Latest Short Story Collections! –> IN THE PORCHES OF MY EARS and THE APOCALYPSE-A-DAY DESK CALENDAR (Omnibus Edition)

Both collections are available as trade paperbacks from Cemetery Dance Publications, with eBooks available at Amazon. Keep reading for descriptions of each book:


In the Porches of My Ears (trade paperback; eBook)

LEAN CLOSER. Let these stories whisper poison into your ears.

This debut full-length collection from Norman Prentiss opens with the Bram Stoker Award-winning title story, where an overheard conversation in a movie theater has unexpected effects on a couple’s relationship.

In other unsettling tales: suffer the consequences of an ill-timed Halloween prank; encounter strange creatures in the woods or in an airport waiting room; visit an abandoned amusement park or a secluded town of oddly shaped inhabitants; confront a sinister murderer who seems to be everywhere at once, or meet a man who simply can’t be bothered to die.

The collection concludes with “Four Legs in the Morning,” the first appearance of Dr. Sibley, a mysterious college professor who enacts revenge on those who defy or disappoint him; and the full-text of the Stoker-winning novella, “Invisible Fences.”

“Prentiss’s understated style works excellently for the subject matter—there’s a creeping menace under many of his stories that worms its way beneath the reader’s skin before it can even be noticed. Weird fiction readers will find a lot to love here.” —Publishers Weekly


The Apocalypse-a-Day Desk Calendar (Omnibus Edition) — (trade paperback 666 pages!! ; ebook)

In this eclectic assortment of flash fiction, Bram Stoker Award-winner Norman Prentiss concocts a different end-of-the-world scenario for each calendar day.
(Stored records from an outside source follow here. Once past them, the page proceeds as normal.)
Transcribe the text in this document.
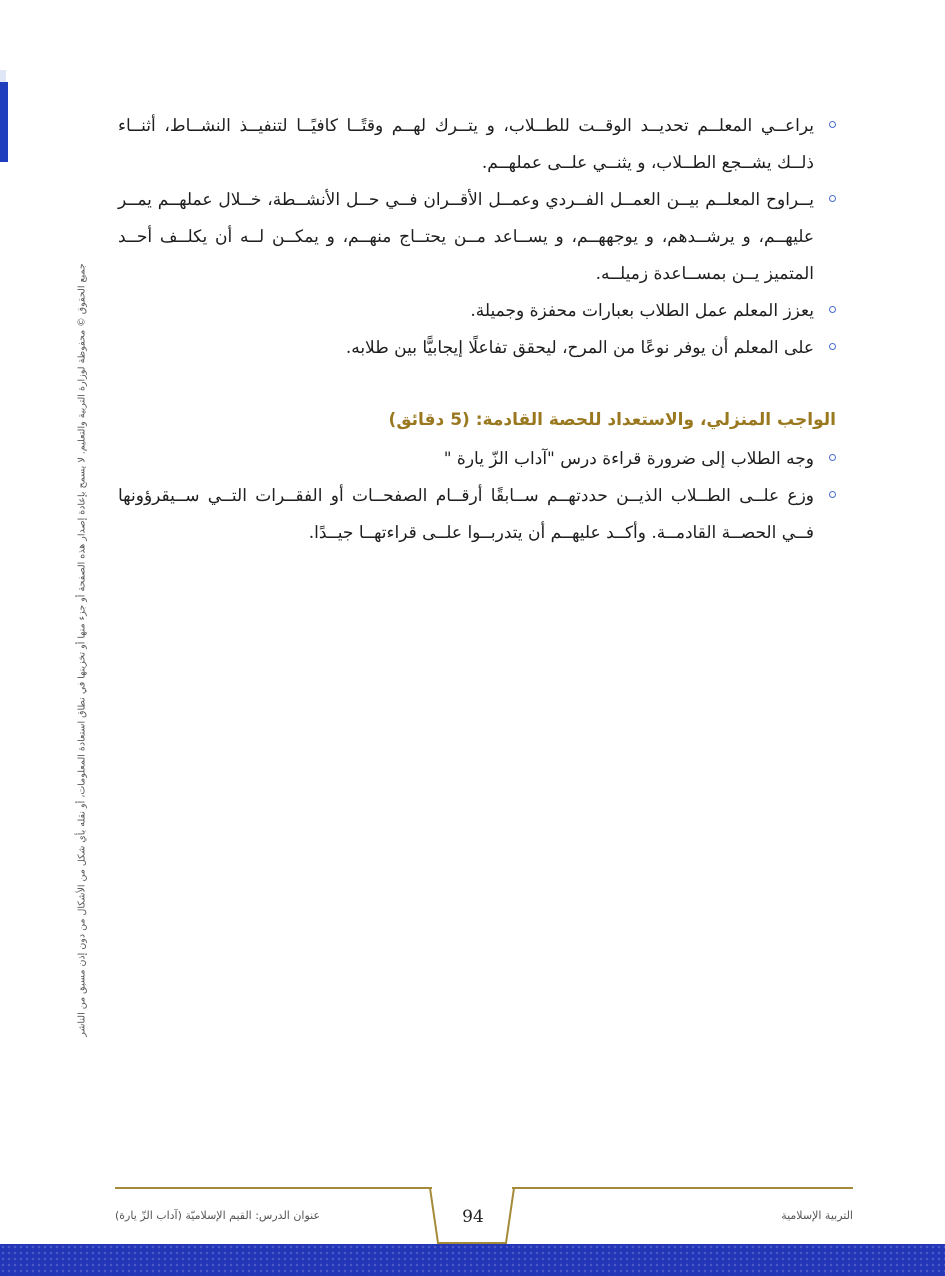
جميع الحقوق © محفوظة لوزارة التربية والتعليم. لا يسمح بإعادة إصدار هذه الصفحة أو جزء منها أو تخزينها في نطاق استعادة المعلومات، أو نقله بأي شكل من الأشكال من دون إذن مسبق من الناشر
يراعــي المعلــم تحديــد الوقــت للطــلاب، و يتــرك لهــم وقتًــا كافيًــا لتنفيــذ النشــاط، أثنــاء ذلــك يشــجع الطــلاب، و يثنــي علــى عملهــم.
يــراوح المعلــم بيــن العمــل الفــردي وعمــل الأقــران فــي حــل الأنشــطة، خــلال عملهــم يمــر عليهــم، و يرشــدهم، و يوجههــم، و يســاعد مــن يحتــاج منهــم، و يمكــن لــه أن يكلــف أحــد المتميز يــن بمســاعدة زميلــه.
يعزز المعلم عمل الطلاب بعبارات محفزة وجميلة.
على المعلم أن يوفر نوعًا من المرح، ليحقق تفاعلًا إيجابيًّا بين طلابه.
الواجب المنزلي، والاستعداد للحصة القادمة: (5 دقائق)
وجه الطلاب إلى ضرورة قراءة درس "آداب الزّ يارة "
وزع علــى الطــلاب الذيــن حددتهــم ســابقًا أرقــام الصفحــات أو الفقــرات التــي ســيقرؤونها فــي الحصــة القادمــة. وأكــد عليهــم أن يتدربــوا علــى قراءتهــا جيــدًا.
94	التربية الإسلامية
عنوان الدرس: القيم الإسلاميّة (آداب الزّ يارة)
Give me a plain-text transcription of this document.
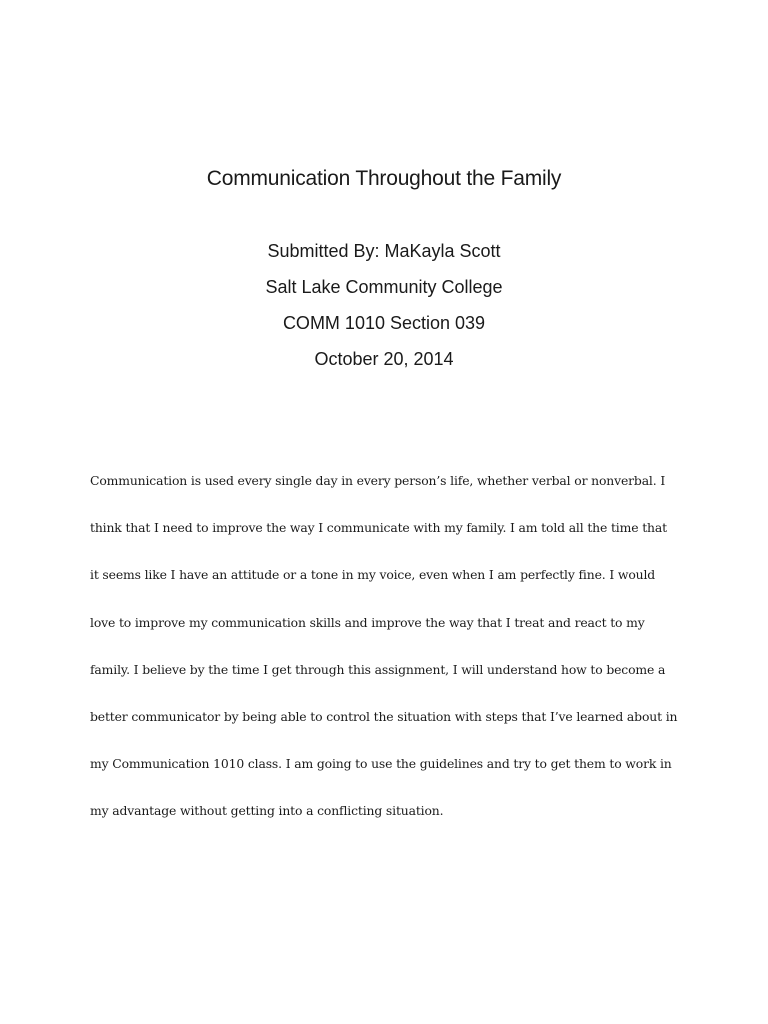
Communication Throughout the Family
Submitted By: MaKayla Scott
Salt Lake Community College
COMM 1010 Section 039
October 20, 2014
Communication is used every single day in every person’s life, whether verbal or nonverbal. I
think that I need to improve the way I communicate with my family. I am told all the time that
it seems like I have an attitude or a tone in my voice, even when I am perfectly fine. I would
love to improve my communication skills and improve the way that I treat and react to my
family. I believe by the time I get through this assignment, I will understand how to become a
better communicator by being able to control the situation with steps that I’ve learned about in
my Communication 1010 class. I am going to use the guidelines and try to get them to work in
my advantage without getting into a conflicting situation.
The stories range from humorous to bizarre to unsettling, commemorating holiday and observance days (New Year’s or Valentine’s Day, National Pig Day), famous birthdays (Robert Frost, Charles Dickens), or notable historical events (the first computer…and the first computer virus; the sinking of the Titanic or the Great Chicago Fire).

Other daily entries include a riff on the first (and only) golf game on the moon; “The Milking of Elm Farm Ollie,” which reinvigorates an in-flight publicity stunt by adding apocalyptic results; and occasional letters from the sardonic “Dear Apocalypse” advice column. A handful of longer, serialized stories include: “The Hell of Food That Looks Like Other Food,” “The Exterminator’s Visit,” and “The Child Who Ended the World.” This massive collection includes all 365 entries from an ambitious yearlong project: more than 170,000 words of bleak or humorous vignettes, stories, serials, poems, and a few unclassifiable oddities—ready to be sampled in small doses just like the pages of those desk calendars you buy for 50%-off in February…or available all at once for your immediate binge-reading pleasure!

The trade edition includes dozens of illustrations by Glenn Chadbourne, perfectly complementing the horror or gruesome humor as the apocalyptic year unfolds.